After visiting five schools on his own -- his dad didn't accompany him but did talk to him about coaches and teams -- he chose the University of Detroit Mercy, a mid-major coached by former Indiana coach Mike Davis. Davis' son, Antoine, is also a star on the team.
"They are friends, know each other, trust each other," Brad said of his father's relationship with Mike Davis, who guided Indiana to its lone Final Four in the past 27 seasons (2002). "That made me more comfortable coming here because I knew my dad trusted him. When I came down here, I liked him, and obviously I would ask my dad, 'What do you think?' Knowing he had that prior relationship and knowing he was comfortable made me more comfortable.
"That played more of a part, knowing that they had that prior relationship. And [Davis'] résumé speaks for itself."
Brad Calipari wakes up in the downtown Detroit apartment where he lives alone and engages in a muscle treatment using Normatec boots and a portable stim machine. He makes breakfast (including the use of one of the three coffee makers he owns) and drives 15 minutes from his place to Calihan Hall, where the Titans play and practice. He spends the day there and attends class.
Calipari walks through Campus Martius Park -- a hub of downtown Detroit -- and doesn't get stopped when he picks up a coffee at Dessert Oasis Coffee Roasters on his way home. He can sit in the coffee shop and not feel eyes on him -- a different feeling from when he lived in Lexington.
"Even if people aren't saying anything, you can feel someone staring at you, looking at you, you know," he said. "But [I] don't really have that here."

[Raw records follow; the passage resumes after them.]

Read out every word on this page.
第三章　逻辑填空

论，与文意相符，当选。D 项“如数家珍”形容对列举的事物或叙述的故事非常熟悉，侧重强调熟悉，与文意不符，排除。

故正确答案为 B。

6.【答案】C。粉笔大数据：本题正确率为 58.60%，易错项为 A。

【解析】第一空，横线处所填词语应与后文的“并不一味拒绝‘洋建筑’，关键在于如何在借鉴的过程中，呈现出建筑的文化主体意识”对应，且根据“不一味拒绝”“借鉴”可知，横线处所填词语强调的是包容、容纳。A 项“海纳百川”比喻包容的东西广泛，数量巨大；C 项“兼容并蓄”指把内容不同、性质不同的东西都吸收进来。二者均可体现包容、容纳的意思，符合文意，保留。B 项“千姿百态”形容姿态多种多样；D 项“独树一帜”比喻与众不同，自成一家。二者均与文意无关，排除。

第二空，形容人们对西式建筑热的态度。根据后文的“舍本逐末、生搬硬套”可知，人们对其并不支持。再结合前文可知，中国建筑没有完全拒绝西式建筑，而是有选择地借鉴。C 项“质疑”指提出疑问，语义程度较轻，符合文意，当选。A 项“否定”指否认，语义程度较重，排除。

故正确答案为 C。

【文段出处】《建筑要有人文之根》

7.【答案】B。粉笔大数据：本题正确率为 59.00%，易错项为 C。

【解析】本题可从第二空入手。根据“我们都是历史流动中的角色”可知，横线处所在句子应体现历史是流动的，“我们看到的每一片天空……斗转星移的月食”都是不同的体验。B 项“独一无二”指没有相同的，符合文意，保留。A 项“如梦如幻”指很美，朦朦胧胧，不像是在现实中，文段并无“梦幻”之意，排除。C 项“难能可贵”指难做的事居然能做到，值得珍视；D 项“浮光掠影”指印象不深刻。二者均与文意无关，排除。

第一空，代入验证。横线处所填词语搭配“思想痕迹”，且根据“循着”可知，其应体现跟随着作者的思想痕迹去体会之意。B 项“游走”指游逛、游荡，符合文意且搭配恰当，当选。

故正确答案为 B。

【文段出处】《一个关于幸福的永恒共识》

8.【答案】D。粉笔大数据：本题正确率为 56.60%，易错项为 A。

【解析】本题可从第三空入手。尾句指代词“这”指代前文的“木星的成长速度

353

In Detroit, Calipari lives anonymously. He plays Fortnite, watches "Criminal Minds" and reads books on leadership and positivity recommended to him by his dad and Robert Lara, a family friend and Kobe Bryant's security guard, including "The Energy Bus" and "The 360 Degree Leader." He says he's picking up pointers for a possible future in coaching.
He focuses on what matters to him: his graduate degree and basketball. So far, he has played in 14 games and started four, averaging 7.4 points while shooting 42% from 3-point range, better than that of any player on his dad's Kentucky team. Calipari missed two weeks due to the flu in late December and early January but returned on Jan. 9 to play 24 minutes and score 11 points, marking the fifth game in which he has scored in double figures this season.
As a kid, Brad Calipari used to beg his dad to watch every golf shot he took. He wouldn't hit unless his dad saw it. Now, John Calipari is watching again, either seeing his son play in person or streaming his games online.
"There are people mad that I'm watching him play and talking about it," John Calipari said. "You know what I say to that? Be mad. That's my son. That's my baby."
Father and son do talk about basketball. They talk about Brad's need to make shots, if he wants to play. When he misses a shot, they talk about having the confidence to make the next one. Whatever comes of the next two seasons and Brad's career in basketball, he has shown that he can play at the Division I level. He's proving it every night.
"People think that everything I get is a handout, and it hasn't been," he said. "Yeah, you can say I was on the team just because of my dad. Like all right, whatever that might be, but that didn't stop the fact that I was working like I didn't deserve to be on the team.
"It is what it is. Each year I got better and more confident, and now I'm here, and you can't say it's because of my dad anymore."